You owe it to the people of this state to tell them exactly how you will fix permanently this boom-and-bust cycle, not just apply band-aids — or worse, take irresponsible actions that worsen the deficit just to make a hero out of yourself.
Remember, you were inaugurated, not coronated.
Early in his term, Davis averred that the Legislature’s job was to “implement” his vision. He never lived down this perceived imperiousness, and it seriously curdled his already tenuous relationship with the legislative branch.
In your own public utterances and actions, you are steering perilously close to Davis’ path. You have publicly “demanded” that legislators do this or that. You have threatened to make them “casualties” if they don’t. Some have suggested your unilateral spending decisions, which may be illegal, mimic the dictators for whom you expressed admiration earlier in your life.
There’s another old saying I like to ping politicians with: In this business, one day you’re the pigeon, the next day you’re the statue. If you don’t get what I mean, refer to Davis.
In late 2000, Davis was riding high, with public approval ratings in the 60s. Even a plurality of Republicans gave him high marks. He had just played host governor to the Democratic National Committee in Los Angeles, and had assumed the chairmanship of the Democratic Governors Association, which had served as a national stepping stone for Bill Clinton (and now Howard Dean). And after the Supreme Court awarded the White House to George W. Bush, Davis was widely assumed to be a top Democratic possibility for president in 2004.
How quickly things changed. By the spring of 2001 — just 2 1/2 years after his landslide victory — his numbers were in the Dumpster, and he never recovered. California voters are nothing if not fickle.

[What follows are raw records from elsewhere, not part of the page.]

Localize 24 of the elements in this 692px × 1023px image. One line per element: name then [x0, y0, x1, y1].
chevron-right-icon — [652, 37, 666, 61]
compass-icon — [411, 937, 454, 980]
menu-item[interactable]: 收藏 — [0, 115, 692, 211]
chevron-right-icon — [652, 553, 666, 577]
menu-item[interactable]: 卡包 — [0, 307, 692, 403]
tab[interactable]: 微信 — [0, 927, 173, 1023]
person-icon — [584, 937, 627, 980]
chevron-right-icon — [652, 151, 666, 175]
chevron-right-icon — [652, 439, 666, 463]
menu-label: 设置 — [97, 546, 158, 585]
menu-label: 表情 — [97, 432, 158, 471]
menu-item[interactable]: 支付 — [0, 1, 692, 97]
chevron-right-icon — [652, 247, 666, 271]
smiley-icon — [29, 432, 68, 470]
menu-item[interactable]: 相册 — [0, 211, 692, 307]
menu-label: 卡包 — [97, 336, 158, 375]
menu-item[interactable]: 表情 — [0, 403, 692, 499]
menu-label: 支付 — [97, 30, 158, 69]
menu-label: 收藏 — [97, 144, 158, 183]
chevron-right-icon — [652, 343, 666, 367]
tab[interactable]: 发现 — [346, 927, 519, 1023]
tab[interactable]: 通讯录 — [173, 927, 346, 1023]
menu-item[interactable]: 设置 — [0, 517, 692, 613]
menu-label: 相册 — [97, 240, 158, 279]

I’m no great fan of the Legislature dominated by my own party. But you will still need two-thirds of the members in both houses to pass any budget. You shouldn’t think you can take your case to the people in shopping malls and win every time.
Remember, these are the same angry folks camped on the lawn outside your office a few days back who caused you to reverse even some of the paltry spending cuts you originally proposed. From your thick, bulletproof windows, I suppose, they may have looked a little like pigeons. (Refer back to statue analogy.)